I don’t suppose you remember Paul McGrath; that is, if you ever knew who he was in the first place.
He was a grizzle-faced footballer of the oldest school - that of hard knocks and hard drinking. He drank his way through a career at Manchester United, propping up the bar with fellow international class boozers Norman Whiteside and Bryan Robson.
When Alex Ferguson swept in to Old Trafford, McGrath was swept off to Aston Villa to see out the twilight of his career. It wasn’t supposed to take long.
I suppose it may be relevant that McGrath is an Irishman. Judge for yourself. He didn’t stop drinking. He did carry on playing.
It was a remarkably long twilight. The sort you get in the Arctic Circle. McGrath trudged on for several years at the Villa, successive managers expressing perpetual surprise that, however knackered he appeared off the pitch, he seemed to manage to perform diligently on the field, apparently through willpower alone.
For the last few years at Villa, he didn’t even train. His knees had ‘gone’, and he could only manage 90 minutes of running a week; all of it in front of a crowd.
I don’t know what McGrath’s doing now, but whatever it is, I suspect he’s got something to say about persistence.
I’ve never considered that I’ve got anything in common with Paul McGrath. My drinking, my Irishness, my career as a professional footballer, don’t really measure up to his.

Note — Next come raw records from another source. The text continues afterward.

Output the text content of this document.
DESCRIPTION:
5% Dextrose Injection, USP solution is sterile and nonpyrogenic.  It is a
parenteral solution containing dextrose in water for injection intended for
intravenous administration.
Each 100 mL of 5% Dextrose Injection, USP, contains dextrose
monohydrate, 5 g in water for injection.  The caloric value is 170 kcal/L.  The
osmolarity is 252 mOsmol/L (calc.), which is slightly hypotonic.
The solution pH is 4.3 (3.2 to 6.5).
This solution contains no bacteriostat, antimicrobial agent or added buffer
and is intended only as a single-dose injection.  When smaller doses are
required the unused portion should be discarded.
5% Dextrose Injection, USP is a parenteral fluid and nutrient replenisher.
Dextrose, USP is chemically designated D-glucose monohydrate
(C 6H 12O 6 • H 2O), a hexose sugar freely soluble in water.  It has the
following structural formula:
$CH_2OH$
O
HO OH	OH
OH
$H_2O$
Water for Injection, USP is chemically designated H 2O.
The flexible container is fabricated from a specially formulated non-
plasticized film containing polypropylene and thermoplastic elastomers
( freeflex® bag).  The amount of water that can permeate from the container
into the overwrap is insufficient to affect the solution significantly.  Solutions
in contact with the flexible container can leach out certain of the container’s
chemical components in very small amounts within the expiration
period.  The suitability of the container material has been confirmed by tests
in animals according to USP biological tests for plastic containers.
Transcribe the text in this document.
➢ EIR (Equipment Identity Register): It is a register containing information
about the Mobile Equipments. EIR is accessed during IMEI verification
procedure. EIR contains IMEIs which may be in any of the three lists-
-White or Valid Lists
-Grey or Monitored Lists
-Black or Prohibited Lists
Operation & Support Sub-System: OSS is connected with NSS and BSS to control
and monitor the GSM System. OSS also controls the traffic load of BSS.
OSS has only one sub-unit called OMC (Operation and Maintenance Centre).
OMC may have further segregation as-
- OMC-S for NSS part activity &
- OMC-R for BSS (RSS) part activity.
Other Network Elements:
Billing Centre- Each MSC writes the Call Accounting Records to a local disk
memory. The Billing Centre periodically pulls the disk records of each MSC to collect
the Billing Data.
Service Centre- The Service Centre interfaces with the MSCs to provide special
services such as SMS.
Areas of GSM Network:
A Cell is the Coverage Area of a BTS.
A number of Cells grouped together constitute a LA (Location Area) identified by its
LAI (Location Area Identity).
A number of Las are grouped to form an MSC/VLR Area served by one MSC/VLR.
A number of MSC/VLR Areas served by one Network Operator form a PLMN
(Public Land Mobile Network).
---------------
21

Yesterday, however, I got a tiny insight into his world. I had spent all of the day before on my knees with a belt sander, filling my nostrils with sawdust. Then I got up early on Sunday to paint the floor in question. Another round of kneeling.
By the time I went off to play football, my knees felt like old paperclips that have been bent back and forth almost to breaking point. They felt like a couple of spoons in Uri Geller’s hands. They felt, in short, like Paul McGrath’s knees.
Fortunately, I don’t think they’ve ‘gone’; more like temporarily mislaid. I wonder if Paul ever found his?